The initiative, spearheaded by Starbucks CEO Howard Schultz and supported by prominent business leaders including Cambridge-based Zipcar CEO Scott Griffith, seeks to withhold contributions to political campaigns until a long-term, bipartisan deal is struck on the national debt.
“Over the last few weeks and months, our national elected officials from both parties have failed to lead,” Schultz wrote this month in an open letter to fellow corporate leaders. “They have chosen to put partisan and ideological purity over the well-being of the people. They have undermined the full faith and credit of the United States. They have stirred up fears about our economic prospects without doing anything to truly address those fears. They have spent a resource even more precious than the dollar: our collective confidence in each other, in the future and in our ability to solve problems together.”
That letter has sparked a campaign called Upward Spiral, complete with a Facebook page where more than 1,600 people have pledged not to open their checkbooks, and more than 200 businesses have pledged to hire more workers.
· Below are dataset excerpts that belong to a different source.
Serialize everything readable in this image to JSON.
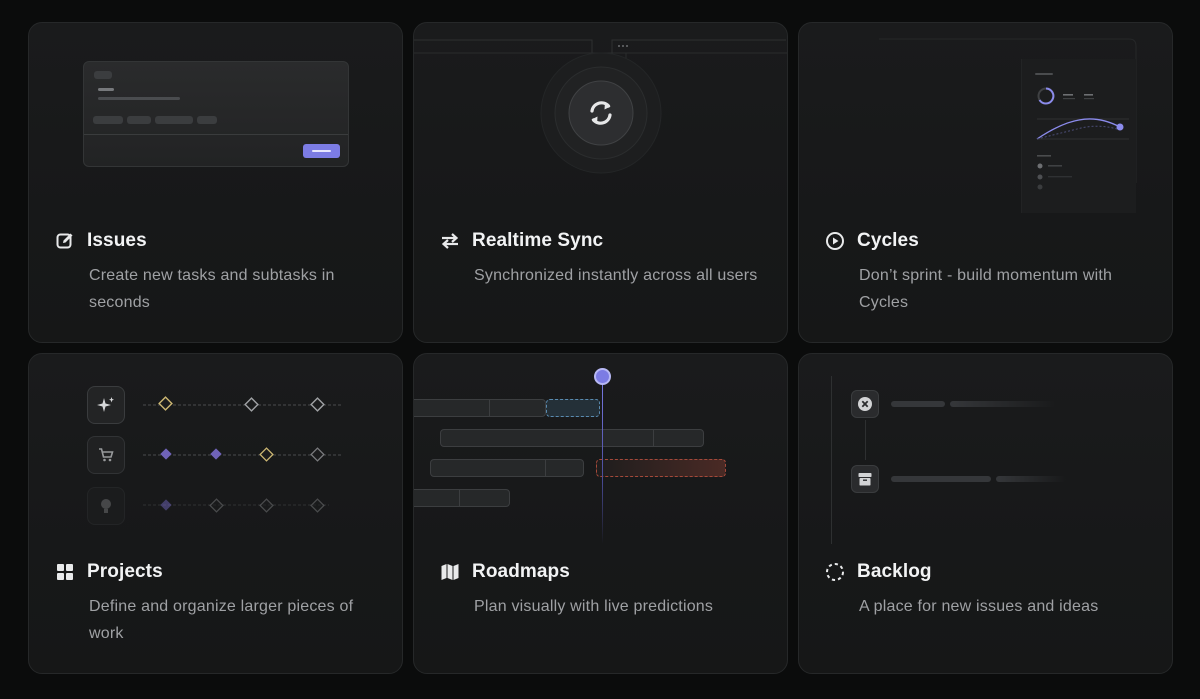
{
  "cards": [
    {
      "id": "issues",
      "icon": "edit-square-icon",
      "title": "Issues",
      "description": "Create new tasks and subtasks in seconds"
    },
    {
      "id": "realtime-sync",
      "icon": "arrows-exchange-icon",
      "title": "Realtime Sync",
      "description": "Synchronized instantly across all users"
    },
    {
      "id": "cycles",
      "icon": "play-circle-icon",
      "title": "Cycles",
      "description": "Don’t sprint - build momentum with Cycles"
    },
    {
      "id": "projects",
      "icon": "grid-squares-icon",
      "title": "Projects",
      "description": "Define and organize larger pieces of work"
    },
    {
      "id": "roadmaps",
      "icon": "map-icon",
      "title": "Roadmaps",
      "description": "Plan visually with live predictions"
    },
    {
      "id": "backlog",
      "icon": "dashed-circle-icon",
      "title": "Backlog",
      "description": "A place for new issues and ideas"
    }
  ],
  "colors": {
    "accent": "#7c7ce4",
    "milestone_yellow": "#cdb873",
    "milestone_purple": "#6f63b8",
    "danger_red": "#b4503e",
    "info_blue": "#5a8bb0"
  }
}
Among the more than 100 executives who have agreed to withhold donations and “accelerate employment” is Griffith, whose popular car-sharing service went public earlier this year, according to a follow-up letter Schultz sent out this week. Griffith was not available for comment yesterday.
Others who have signed up include AOL CEO Tim Armstrong, Entercom Communications CEO David Field and Nasdaq CEO Bob Greifeld.
Jim Brett, president of the New England Council, called the campaign an interesting way to get politicians’ attention. He told the Herald he didn’t see any downside to the political stance.
“They’re just weighing in, and saying, ‘Hey, you guys have to get your act together and work together,’ ” Brett said. “Stop kicking the can down the road, because that can’s becoming a barrel and getting bigger and bigger.”